Installing Your Ram Pump

Keep weather, erosion and patience in mind when installing a ram pump. You’ll need to make sure the ram pump and pipes can be fully drained before deep freezes or are contained in a weatherproof building. (This can be a concrete tank below the freeze line, but it must be safe from freezing temperatures.) If the water inside the system freezes, it could ruin your pump. To help, make sure you have release valves against the pump on the drive pipe and the delivery pipe, if possible.

Because ram pumps are often located near water, you should also make sure the pump is safe from floods and other severe weather events; you don’t want your hard work washing away. Tie it down to rocks and trees, if need be, and keep in mind, a pump won’t work below water.

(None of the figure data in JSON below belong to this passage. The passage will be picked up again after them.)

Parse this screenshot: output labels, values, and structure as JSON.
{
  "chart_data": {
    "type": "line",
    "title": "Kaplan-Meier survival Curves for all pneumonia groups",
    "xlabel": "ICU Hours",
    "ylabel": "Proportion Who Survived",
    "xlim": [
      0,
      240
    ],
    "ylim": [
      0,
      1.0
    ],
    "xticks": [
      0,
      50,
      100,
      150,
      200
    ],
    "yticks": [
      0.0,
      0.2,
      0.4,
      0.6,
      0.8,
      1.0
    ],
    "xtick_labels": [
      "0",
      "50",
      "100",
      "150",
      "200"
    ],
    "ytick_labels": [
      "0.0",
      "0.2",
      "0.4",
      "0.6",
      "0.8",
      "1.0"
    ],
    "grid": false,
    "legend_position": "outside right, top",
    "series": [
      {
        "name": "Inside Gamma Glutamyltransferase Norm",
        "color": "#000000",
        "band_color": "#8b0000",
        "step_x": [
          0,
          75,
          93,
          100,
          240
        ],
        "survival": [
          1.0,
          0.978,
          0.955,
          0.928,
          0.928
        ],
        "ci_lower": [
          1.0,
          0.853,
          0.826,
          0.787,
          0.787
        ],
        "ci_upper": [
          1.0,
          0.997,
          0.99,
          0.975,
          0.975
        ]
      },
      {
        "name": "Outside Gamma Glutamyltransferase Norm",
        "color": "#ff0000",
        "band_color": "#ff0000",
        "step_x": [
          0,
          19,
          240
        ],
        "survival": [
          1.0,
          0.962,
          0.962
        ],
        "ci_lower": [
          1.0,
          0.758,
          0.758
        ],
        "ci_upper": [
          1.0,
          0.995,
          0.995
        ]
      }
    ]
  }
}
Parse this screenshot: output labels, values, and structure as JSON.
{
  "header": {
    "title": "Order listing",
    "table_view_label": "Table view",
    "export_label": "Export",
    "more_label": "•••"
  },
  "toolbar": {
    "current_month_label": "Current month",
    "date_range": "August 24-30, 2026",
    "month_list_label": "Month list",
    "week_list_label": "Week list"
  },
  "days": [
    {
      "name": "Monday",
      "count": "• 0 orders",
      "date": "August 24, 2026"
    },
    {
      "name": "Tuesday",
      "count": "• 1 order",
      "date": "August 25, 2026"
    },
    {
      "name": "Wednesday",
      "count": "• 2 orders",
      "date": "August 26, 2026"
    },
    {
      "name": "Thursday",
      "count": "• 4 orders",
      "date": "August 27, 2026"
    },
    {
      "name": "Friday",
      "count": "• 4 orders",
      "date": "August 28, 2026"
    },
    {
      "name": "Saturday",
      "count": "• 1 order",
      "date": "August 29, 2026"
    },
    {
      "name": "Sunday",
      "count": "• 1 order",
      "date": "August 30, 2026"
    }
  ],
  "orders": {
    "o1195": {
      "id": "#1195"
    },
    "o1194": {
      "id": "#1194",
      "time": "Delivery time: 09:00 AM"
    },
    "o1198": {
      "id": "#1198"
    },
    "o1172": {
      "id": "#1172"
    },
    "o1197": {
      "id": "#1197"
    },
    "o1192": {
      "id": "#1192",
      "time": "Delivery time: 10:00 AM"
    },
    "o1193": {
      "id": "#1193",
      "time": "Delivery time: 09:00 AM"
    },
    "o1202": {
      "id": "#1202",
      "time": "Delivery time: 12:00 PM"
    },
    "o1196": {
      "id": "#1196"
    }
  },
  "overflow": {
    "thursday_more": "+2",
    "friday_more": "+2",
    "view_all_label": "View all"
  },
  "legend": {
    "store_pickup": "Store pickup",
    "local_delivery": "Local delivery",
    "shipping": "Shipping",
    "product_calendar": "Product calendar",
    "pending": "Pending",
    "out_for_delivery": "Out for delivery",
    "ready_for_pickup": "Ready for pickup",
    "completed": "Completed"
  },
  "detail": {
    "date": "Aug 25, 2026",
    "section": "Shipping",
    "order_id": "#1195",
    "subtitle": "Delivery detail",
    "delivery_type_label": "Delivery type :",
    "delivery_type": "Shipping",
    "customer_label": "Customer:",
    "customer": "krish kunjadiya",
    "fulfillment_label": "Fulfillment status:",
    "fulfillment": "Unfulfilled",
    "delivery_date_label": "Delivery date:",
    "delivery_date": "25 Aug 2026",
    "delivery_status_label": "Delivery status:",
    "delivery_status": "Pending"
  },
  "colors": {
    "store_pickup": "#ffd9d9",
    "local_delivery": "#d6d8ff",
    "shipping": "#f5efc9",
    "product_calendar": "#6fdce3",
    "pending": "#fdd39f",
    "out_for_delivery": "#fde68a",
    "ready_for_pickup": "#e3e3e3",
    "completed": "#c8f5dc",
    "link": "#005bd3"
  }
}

Because the ram pump is losing 80 percent or more of the water it uses onto the ground around the pump, enlist gravel and solid rocks to help stabilize the pump if on a slope so it doesn’t erode the ground, or so the pump itself does not slide downhill. Also, this is why the ram is not a good pump in conjunction with city water; it’s very wasteful in that sense.

Lastly, you have to have patience. There is a lot of nuance involved with installing a ram pump, so getting it right can be frustrating. Keep in mind that it might not work perfectly right away. Get a good manual, follow the instructions and consider having a friend experienced at plumbing or engineering help you.

How To Use Your Pump

A ram pump is best utilized in conjunction with a large holding tank, so when it’s unable to run—in freezing temperatures or in droughts—the tank can still be full of water. The pump fills the tank slowly, and the tank, positioned at the highest point on the farm, can then gravity feed water to wherever you need it. This water can then be used for irrigation, for watering livestock and, if you have a good, clean spring, for drinking. You’ll need to consider the height of the tank which will determine the pressure. So if you’re hoping to irrigate through sprinklers, for instance, you’ll need a fair bit of water pressure, and thus a large enough pipe and a lot of drop from the tank.

This article originally ran in the March/April 2016 issue of Hobby Farms.